Оуэн с любопытством взглянул на Истона.
− Тебе, наверное, лет двадцать шесть, − сказал он. − Это значит, что ты проживешь еще лет тридцать. Если бы ты прилично питался, имел одежду получше и тебе не приходилось так тяжело работать, ты бы, наверное, мог прожить и лет пятьдесят-шестьдесят. Ладно, будем считать − тридцать. Неужели тебе хочется еще тридцать лет жить в таких же условиях, как сейчас?
Истон не отвечал.
− Если бы ты совершил тяжкое преступление и через неделю тебя приговорили бы к десяти годам тюрьмы, ты бы, наверное, счел себя глубоко несчастным. Тем не менее ты с радостью принимаешь другой приговор: тридцать лет тяжелого труда и преждевременная смерть.
Истон продолжал красить плинтус.
− Когда не будет работы, − сказал Оуэн, окуная кисть в краску, − когда не будет работы, ты умрешь с голоду или погрязнешь в долгах. Когда, к примеру, как сейчас, работы будет немного, ты сможешь с грехом пополам перебиваться. Когда наступят времена, которые ты называешь «хорошими», ты будешь работать по двенадцать − четырнадцать часов в день, а если уж и вовсе «повезет», то иногда и по ночам. Заработаешь побольше, расплатишься с долгами и снова будешь пользоваться кредитом, когда станешь безработным.
Истон зашпаклевал трещину в плинтусе.
− Существуя таким образом, ты умрешь лет на двадцать раньше отведенного тебе срока, или, если организм у тебя крепкий и ты дотянешь до такого возраста, когда уже не сможешь работать, тебя поместят в некое подобие тюрьмы, где с тобой будут обращаться как с преступником до конца твоих дней.

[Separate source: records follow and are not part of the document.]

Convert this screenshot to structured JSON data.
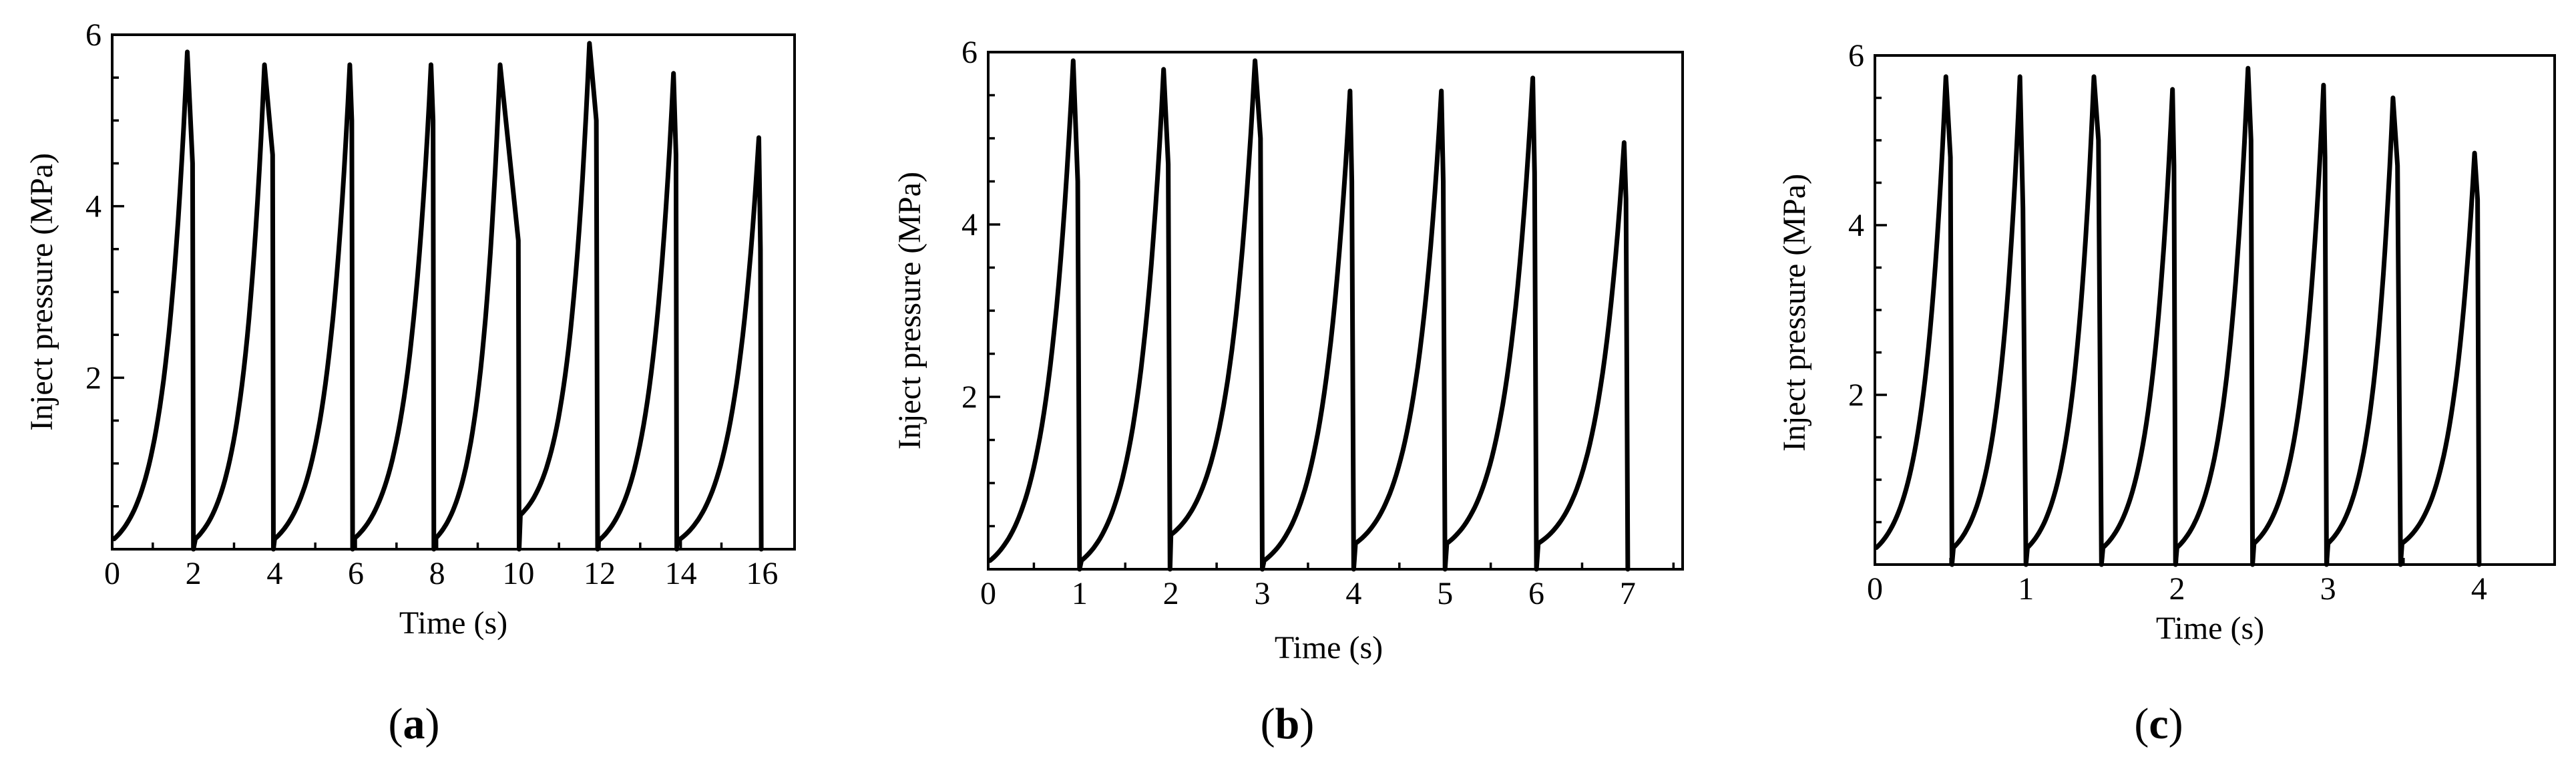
{
  "chart_data": [
    {
      "type": "line",
      "panel": "a",
      "xlabel": "Time (s)",
      "ylabel": "Inject pressure (MPa)",
      "xlim": [
        0,
        16.8
      ],
      "ylim": [
        0,
        6
      ],
      "xticks": [
        "0",
        "2",
        "4",
        "6",
        "8",
        "10",
        "12",
        "14",
        "16"
      ],
      "yticks": [
        "2",
        "4",
        "6"
      ],
      "series": [
        {
          "name": "Inject pressure",
          "cycles": [
            {
              "start": 0.05,
              "start_value": 0.12,
              "peak_time": 1.85,
              "peak_value": 5.8,
              "drop_time": 1.98,
              "drop_value": 4.5,
              "end_time": 2.0
            },
            {
              "start": 2.05,
              "start_value": 0.12,
              "peak_time": 3.75,
              "peak_value": 5.65,
              "drop_time": 3.95,
              "drop_value": 4.6,
              "end_time": 3.97
            },
            {
              "start": 4.0,
              "start_value": 0.12,
              "peak_time": 5.85,
              "peak_value": 5.65,
              "drop_time": 5.9,
              "drop_value": 5.0,
              "end_time": 5.92
            },
            {
              "start": 5.95,
              "start_value": 0.12,
              "peak_time": 7.85,
              "peak_value": 5.65,
              "drop_time": 7.9,
              "drop_value": 5.0,
              "end_time": 7.92
            },
            {
              "start": 7.95,
              "start_value": 0.12,
              "peak_time": 9.55,
              "peak_value": 5.65,
              "drop_time": 10.0,
              "drop_value": 3.6,
              "end_time": 10.02
            },
            {
              "start": 10.05,
              "start_value": 0.4,
              "peak_time": 11.75,
              "peak_value": 5.9,
              "drop_time": 11.92,
              "drop_value": 5.0,
              "end_time": 11.95
            },
            {
              "start": 11.98,
              "start_value": 0.1,
              "peak_time": 13.82,
              "peak_value": 5.55,
              "drop_time": 13.88,
              "drop_value": 4.6,
              "end_time": 13.9
            },
            {
              "start": 13.93,
              "start_value": 0.1,
              "peak_time": 15.92,
              "peak_value": 4.8,
              "drop_time": 15.96,
              "drop_value": 3.5,
              "end_time": 15.98
            }
          ]
        }
      ]
    },
    {
      "type": "line",
      "panel": "b",
      "xlabel": "Time  (s)",
      "ylabel": "Inject pressure (MPa)",
      "xlim": [
        0,
        7.6
      ],
      "ylim": [
        0,
        6
      ],
      "xticks": [
        "0",
        "1",
        "2",
        "3",
        "4",
        "5",
        "6",
        "7"
      ],
      "yticks": [
        "2",
        "4",
        "6"
      ],
      "series": [
        {
          "name": "Inject pressure",
          "cycles": [
            {
              "start": 0.02,
              "start_value": 0.1,
              "peak_time": 0.93,
              "peak_value": 5.9,
              "drop_time": 0.98,
              "drop_value": 4.5,
              "end_time": 1.0
            },
            {
              "start": 1.02,
              "start_value": 0.1,
              "peak_time": 1.92,
              "peak_value": 5.8,
              "drop_time": 1.97,
              "drop_value": 4.7,
              "end_time": 1.99
            },
            {
              "start": 2.0,
              "start_value": 0.4,
              "peak_time": 2.92,
              "peak_value": 5.9,
              "drop_time": 2.98,
              "drop_value": 5.0,
              "end_time": 3.0
            },
            {
              "start": 3.02,
              "start_value": 0.1,
              "peak_time": 3.96,
              "peak_value": 5.55,
              "drop_time": 3.98,
              "drop_value": 4.5,
              "end_time": 4.0
            },
            {
              "start": 4.02,
              "start_value": 0.3,
              "peak_time": 4.96,
              "peak_value": 5.55,
              "drop_time": 4.98,
              "drop_value": 4.5,
              "end_time": 5.0
            },
            {
              "start": 5.02,
              "start_value": 0.3,
              "peak_time": 5.96,
              "peak_value": 5.7,
              "drop_time": 5.98,
              "drop_value": 4.6,
              "end_time": 6.0
            },
            {
              "start": 6.02,
              "start_value": 0.3,
              "peak_time": 6.96,
              "peak_value": 4.95,
              "drop_time": 6.98,
              "drop_value": 4.3,
              "end_time": 7.0
            }
          ]
        }
      ]
    },
    {
      "type": "line",
      "panel": "c",
      "xlabel": "Time (s)",
      "ylabel": "Inject pressure (MPa)",
      "xlim": [
        0,
        4.5
      ],
      "ylim": [
        0,
        6
      ],
      "xticks": [
        "0",
        "1",
        "2",
        "3",
        "4"
      ],
      "yticks": [
        "2",
        "4",
        "6"
      ],
      "series": [
        {
          "name": "Inject pressure",
          "cycles": [
            {
              "start": 0.01,
              "start_value": 0.2,
              "peak_time": 0.47,
              "peak_value": 5.75,
              "drop_time": 0.5,
              "drop_value": 4.8,
              "end_time": 0.51
            },
            {
              "start": 0.52,
              "start_value": 0.2,
              "peak_time": 0.96,
              "peak_value": 5.75,
              "drop_time": 0.98,
              "drop_value": 4.2,
              "end_time": 1.0
            },
            {
              "start": 1.01,
              "start_value": 0.2,
              "peak_time": 1.45,
              "peak_value": 5.75,
              "drop_time": 1.48,
              "drop_value": 5.0,
              "end_time": 1.5
            },
            {
              "start": 1.51,
              "start_value": 0.2,
              "peak_time": 1.97,
              "peak_value": 5.6,
              "drop_time": 1.98,
              "drop_value": 4.7,
              "end_time": 1.99
            },
            {
              "start": 2.0,
              "start_value": 0.2,
              "peak_time": 2.47,
              "peak_value": 5.85,
              "drop_time": 2.49,
              "drop_value": 5.0,
              "end_time": 2.5
            },
            {
              "start": 2.51,
              "start_value": 0.25,
              "peak_time": 2.97,
              "peak_value": 5.65,
              "drop_time": 2.98,
              "drop_value": 4.8,
              "end_time": 2.99
            },
            {
              "start": 3.0,
              "start_value": 0.25,
              "peak_time": 3.43,
              "peak_value": 5.5,
              "drop_time": 3.46,
              "drop_value": 4.7,
              "end_time": 3.48
            },
            {
              "start": 3.49,
              "start_value": 0.25,
              "peak_time": 3.97,
              "peak_value": 4.85,
              "drop_time": 3.99,
              "drop_value": 4.3,
              "end_time": 4.0
            }
          ]
        }
      ]
    }
  ],
  "panels": {
    "a": {
      "open": "(",
      "letter": "a",
      "close": ")"
    },
    "b": {
      "open": "(",
      "letter": "b",
      "close": ")"
    },
    "c": {
      "open": "(",
      "letter": "c",
      "close": ")"
    }
  }
}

Замазав трещины, Истон опять принялся красить.
− Если бы предложили принять закон, по которому все рабочие приговаривались бы к смерти − путем удушения, повешения, отравления или безболезненного умерщвления в «камерах смерти», − как только они достигнут пятидесяти лет, ты, конечно, присоединился бы к взрыву протеста, вызванного таким предложением. В то же время ты смиренно терпишь, когда твою жизнь укорачивают: ты постоянно голодаешь, работаешь не по силам, у тебя нет приличной обуви и одежды и ты часто приходишь на работу больной, когда должен бы лежать в постели и лечиться.